Development of a Novel Color Based Method for Assessing Deposition Patterns of Nasal Sprays and Nebulized Aerosols

Abstract

Aqueous nasal sprays are widely used to treat patients with local diseases such as allergic rhinitis. Several nasally administered corticosteroid products are nearing patent expiration and are candidates for generic copies, which is driving interest in how bioequivalence will be established - possibly using clinical and scintigraphic methods, but these methods each have specific limitations, as does the existing practice of measuring spray pattern and plume geometry which have proven difficult to correlate with nasal deposition. To overcome these limitations this thesis focused on designing a simple and inexpensive method that allows simulation of nasal anatomy and airflow, and is able to visualize and quantify deposition patterns of nasal sprays. Initially, we used the method to compare deposition patterns of different nasal sprays and different nasal drug delivery devices. Results showed that lower viscosity formulations provided greater coverage than the higher viscosity formulation and the nebulizer covered a greater surface area than the spray pump we evaluated. We also systematically investigated the effect of various formulation and patient related factors, and inspiratory flow rate on nasal deposition pattern and the results obtained showed that inspiratory flow rate did not have a significant effect whereas formulation and patient related factors had a significant effect on deposition pattern. Since bioequivalence of nasal sprays is carried out using in vitro studies, we compared the method to laser based systems which are used to measure spray pattern and plume geometry and we found that both the methods yielded similar results.

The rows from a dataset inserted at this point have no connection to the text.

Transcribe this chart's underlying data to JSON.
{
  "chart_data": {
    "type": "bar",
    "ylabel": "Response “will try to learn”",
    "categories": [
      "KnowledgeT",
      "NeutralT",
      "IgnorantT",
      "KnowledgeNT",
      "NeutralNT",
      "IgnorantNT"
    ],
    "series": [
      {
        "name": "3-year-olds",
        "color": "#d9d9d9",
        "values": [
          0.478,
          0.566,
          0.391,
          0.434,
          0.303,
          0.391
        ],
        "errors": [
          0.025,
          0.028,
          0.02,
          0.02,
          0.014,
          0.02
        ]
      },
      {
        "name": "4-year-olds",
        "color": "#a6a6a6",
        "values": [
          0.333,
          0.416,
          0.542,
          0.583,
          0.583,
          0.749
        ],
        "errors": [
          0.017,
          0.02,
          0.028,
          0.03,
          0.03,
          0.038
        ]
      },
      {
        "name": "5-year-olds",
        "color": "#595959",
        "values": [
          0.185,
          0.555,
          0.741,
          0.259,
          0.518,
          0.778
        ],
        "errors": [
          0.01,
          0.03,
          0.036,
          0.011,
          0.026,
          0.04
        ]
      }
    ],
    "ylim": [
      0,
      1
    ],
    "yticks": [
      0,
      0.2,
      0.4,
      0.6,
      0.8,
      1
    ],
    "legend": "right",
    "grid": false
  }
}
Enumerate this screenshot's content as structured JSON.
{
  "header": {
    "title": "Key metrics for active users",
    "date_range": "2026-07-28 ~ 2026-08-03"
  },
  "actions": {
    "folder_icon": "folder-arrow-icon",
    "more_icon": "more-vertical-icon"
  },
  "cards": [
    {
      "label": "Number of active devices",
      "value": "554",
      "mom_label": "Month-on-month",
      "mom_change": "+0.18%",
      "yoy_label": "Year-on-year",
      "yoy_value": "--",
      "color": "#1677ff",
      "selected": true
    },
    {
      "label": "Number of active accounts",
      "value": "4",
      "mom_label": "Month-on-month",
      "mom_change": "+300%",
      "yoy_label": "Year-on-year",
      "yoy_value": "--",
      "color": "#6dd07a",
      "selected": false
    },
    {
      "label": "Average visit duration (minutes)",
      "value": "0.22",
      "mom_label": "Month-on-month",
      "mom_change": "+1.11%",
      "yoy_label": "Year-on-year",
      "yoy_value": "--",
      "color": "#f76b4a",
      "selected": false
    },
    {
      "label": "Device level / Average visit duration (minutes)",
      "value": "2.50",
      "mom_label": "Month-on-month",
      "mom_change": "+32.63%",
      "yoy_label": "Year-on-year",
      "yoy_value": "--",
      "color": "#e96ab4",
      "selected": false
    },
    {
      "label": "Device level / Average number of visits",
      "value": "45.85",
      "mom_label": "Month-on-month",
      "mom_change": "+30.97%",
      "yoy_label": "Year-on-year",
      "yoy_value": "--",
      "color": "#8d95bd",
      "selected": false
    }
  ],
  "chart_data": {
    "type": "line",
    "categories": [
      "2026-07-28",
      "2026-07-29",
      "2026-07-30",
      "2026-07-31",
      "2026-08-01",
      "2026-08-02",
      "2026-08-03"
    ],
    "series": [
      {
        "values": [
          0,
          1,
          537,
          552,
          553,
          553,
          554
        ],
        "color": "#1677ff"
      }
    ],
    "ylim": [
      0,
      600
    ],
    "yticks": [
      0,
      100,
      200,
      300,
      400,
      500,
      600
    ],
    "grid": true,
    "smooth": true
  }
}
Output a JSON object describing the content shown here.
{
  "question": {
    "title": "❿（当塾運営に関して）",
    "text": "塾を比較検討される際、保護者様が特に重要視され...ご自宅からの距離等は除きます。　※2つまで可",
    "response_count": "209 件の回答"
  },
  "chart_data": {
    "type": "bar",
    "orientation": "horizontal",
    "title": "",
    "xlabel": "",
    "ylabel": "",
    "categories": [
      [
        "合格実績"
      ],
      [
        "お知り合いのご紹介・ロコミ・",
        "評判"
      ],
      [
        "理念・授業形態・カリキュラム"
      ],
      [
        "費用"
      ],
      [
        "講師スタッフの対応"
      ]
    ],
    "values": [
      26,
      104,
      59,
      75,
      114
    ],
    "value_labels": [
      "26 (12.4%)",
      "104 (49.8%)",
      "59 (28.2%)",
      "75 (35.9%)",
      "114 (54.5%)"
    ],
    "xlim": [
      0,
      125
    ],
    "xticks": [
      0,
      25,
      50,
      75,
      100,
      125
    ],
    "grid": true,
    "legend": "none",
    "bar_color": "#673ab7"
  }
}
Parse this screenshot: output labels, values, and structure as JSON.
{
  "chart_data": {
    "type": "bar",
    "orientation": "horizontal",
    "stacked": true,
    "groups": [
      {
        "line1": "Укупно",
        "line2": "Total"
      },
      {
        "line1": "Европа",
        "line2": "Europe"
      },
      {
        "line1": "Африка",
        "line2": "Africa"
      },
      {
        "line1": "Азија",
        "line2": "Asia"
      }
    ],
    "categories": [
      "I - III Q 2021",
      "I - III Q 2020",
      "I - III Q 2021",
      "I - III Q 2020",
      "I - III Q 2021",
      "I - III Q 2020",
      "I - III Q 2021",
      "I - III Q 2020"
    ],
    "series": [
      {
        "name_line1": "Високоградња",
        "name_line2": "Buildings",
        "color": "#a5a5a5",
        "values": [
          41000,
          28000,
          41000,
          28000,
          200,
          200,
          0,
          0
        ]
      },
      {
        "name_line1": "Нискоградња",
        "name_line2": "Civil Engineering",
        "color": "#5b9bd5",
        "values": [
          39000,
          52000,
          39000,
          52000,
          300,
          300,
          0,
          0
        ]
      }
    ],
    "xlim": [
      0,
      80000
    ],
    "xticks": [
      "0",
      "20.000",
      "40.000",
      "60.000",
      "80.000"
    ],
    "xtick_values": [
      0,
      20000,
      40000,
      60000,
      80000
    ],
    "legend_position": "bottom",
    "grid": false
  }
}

We also evaluated the use of the method on cascade impactor stages (to detect droplet deposition) and on model faces fitted with facemasks (to quantify unintended facial and ocular droplet deposition associated with nebulizer use). It revealed that impactor temperature does have an effect on the size of nebulized droplets and facemask design had a significant effect on unintended facial and ocular deposition of nebulized droplets. This thesis demonstrates that this approach can be used as an alternative tool to justifiably establish in vitro bioequivalence of nasally administered, locally acting drug solutions and also provide a scientific rationale for justifying patient instructions for use.